Over the past several decades, clinical research in cardiology has been driven, in part, by large, multicenter trials. These in turn have generated large clinical data sets, which have created both opportunities and challenges for clinical researchers. The opportunities lie in the ability to mine these data sets to establish correlations among clinical variables; the challenges lie in generating plausible hypotheses that provide insight into the pathophysiology of the underlying disease and strategies for novel treatments.
The current study by Anand and colleagues (page 12) is an example of both the strengths and limitations of this strategy. The investigators analyzed a group of 912 subjects with congestive heart failure (CHF) who were originally enrolled at multiple sites in a trial investigating the effect of a recombinant human tumor necrosis factor receptor that binds to and inactivates the soluble cytokine.1 The study was designed and powered to detect differences in the hard end points of all-cause mortality and repeat hospitalization and was terminated prematurely when it became clear that no differences were evident.
The 912 subjects subsequently provided a fertile data pool, and the present study derives from a posthoc analysis of clinical variables that correlated with adverse outcomes in this group, regardless of treatment strategy. This analysis strongly suggests that anemia is common in patients with moderately severe CHF (hemoglobin levels of less than 12.5 g/dL were seen in 20% of the cohort) and that the magnitude of the anemia is associated with greater disease severity, greater left ventricular mass (defined in a very small group of 66 subjects who underwent cardiac magnetic resonance imaging), and worse clinical outcomes. In a multivariate analysis, anemia appeared to be an independent predictor of outcome when the data were adjusted for intercurrent pharmacotherapy, New York Heart Association functional class, diastolic blood pressure, and creatinine (albeit at P = .021). While this is a powerful observation, it is certainly appropriate to caution that several other potentially important variables were not comprehensively evaluated, including age, sex, etiology of heart failure, and adequacy of pharmacotherapy, among others.
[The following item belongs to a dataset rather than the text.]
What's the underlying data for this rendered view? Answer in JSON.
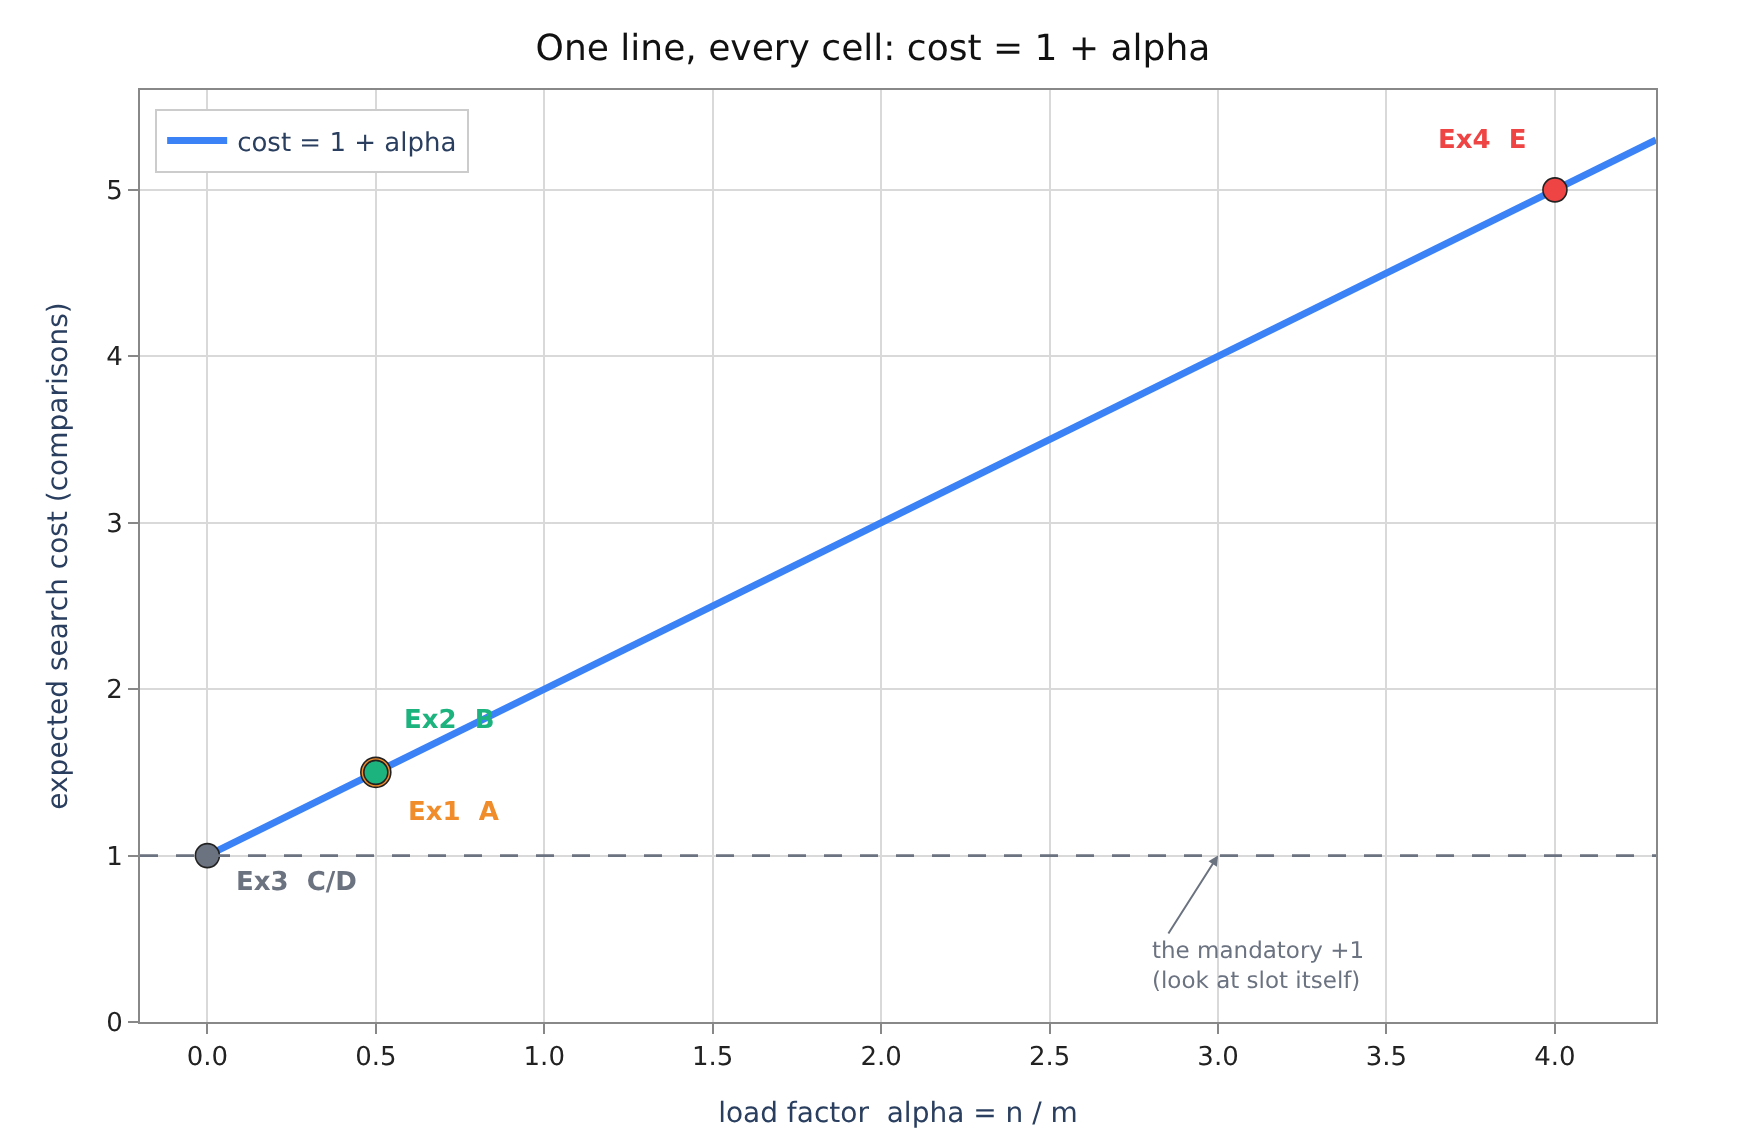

This observation that anemia is seen in heart failure patients and heralds poor outcomes is not novel to this analysis; it has been seen previously in other studies2-5 and is intuitively appreciated by heart failure physicians. What the finding tells us about the natural history of CHF, however, and whether correction of the anemia has the potential to affect this natural history is not answered by these studies, and is not at all clear.
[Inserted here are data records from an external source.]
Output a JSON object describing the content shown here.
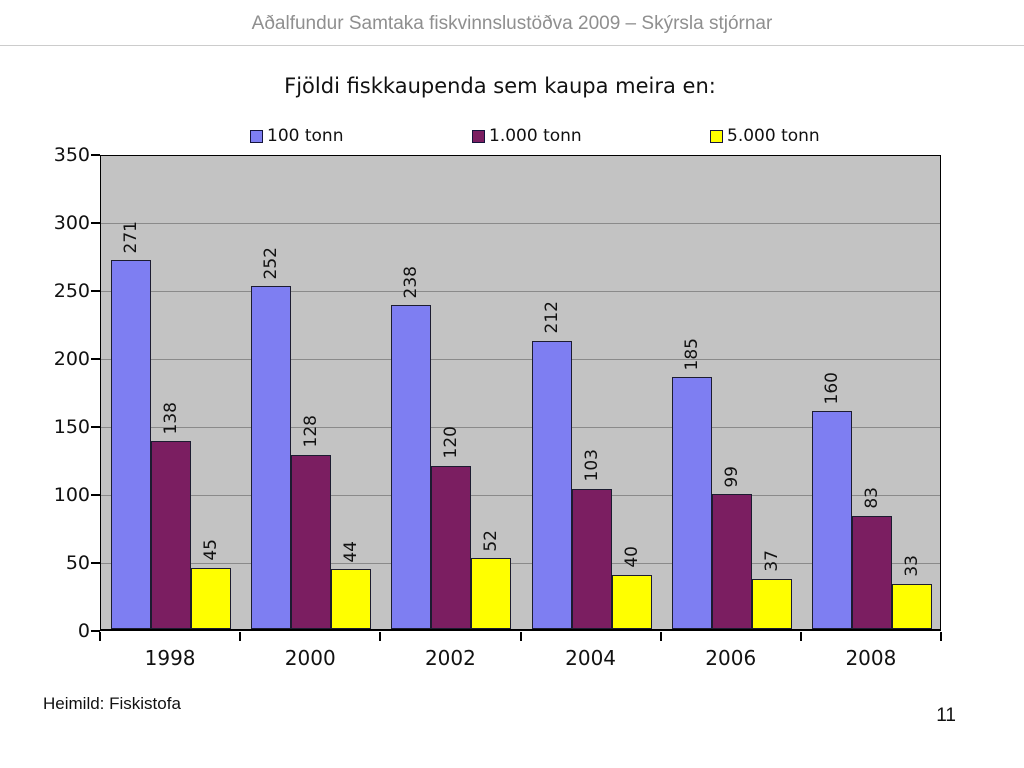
{
  "header": {
    "title": "Aðalfundur Samtaka fiskvinnslustöðva 2009 – Skýrsla stjórnar"
  },
  "chart": {
    "title": "Fjöldi fiskkaupenda sem kaupa meira en:"
  },
  "chart_data": {
    "type": "bar",
    "title": "Fjöldi fiskkaupenda sem kaupa meira en:",
    "categories": [
      "1998",
      "2000",
      "2002",
      "2004",
      "2006",
      "2008"
    ],
    "series": [
      {
        "name": "100 tonn",
        "color": "#7e7ef2",
        "values": [
          271,
          252,
          238,
          212,
          185,
          160
        ]
      },
      {
        "name": "1.000 tonn",
        "color": "#7b1e61",
        "values": [
          138,
          128,
          120,
          103,
          99,
          83
        ]
      },
      {
        "name": "5.000 tonn",
        "color": "#ffff00",
        "values": [
          45,
          44,
          52,
          40,
          37,
          33
        ]
      }
    ],
    "xlabel": "",
    "ylabel": "",
    "ylim": [
      0,
      350
    ],
    "ytick_step": 50,
    "grid": true,
    "bar_value_labels": true,
    "legend_position": "top",
    "plot_background": "#c3c3c3"
  },
  "footer": {
    "source": "Heimild: Fiskistofa",
    "page_number": "11"
  }
}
Because the anemia is generally characterized as being reflective of a chronic disease, the finding may be a very indirect marker of disease severity or impaired renal perfusion and/or intercurrent renal disease. Alternately, the anemia may limit substrate delivery to skeletal muscle and amplify symptoms, tax the cardiovascular system, and accelerate the progression of the disease. Some data in support of this latter concept come from the work of Silverberg et al6 and Mancini et al,7 who showed that erythropoietin improved exercise capacity in small groups of patients with moderate to severe heart failure. Until we have more information about the reasons for the anemia and its contribution to disease progression, however, attempts to correct it with the expectation that we can alter disease progression seem premature.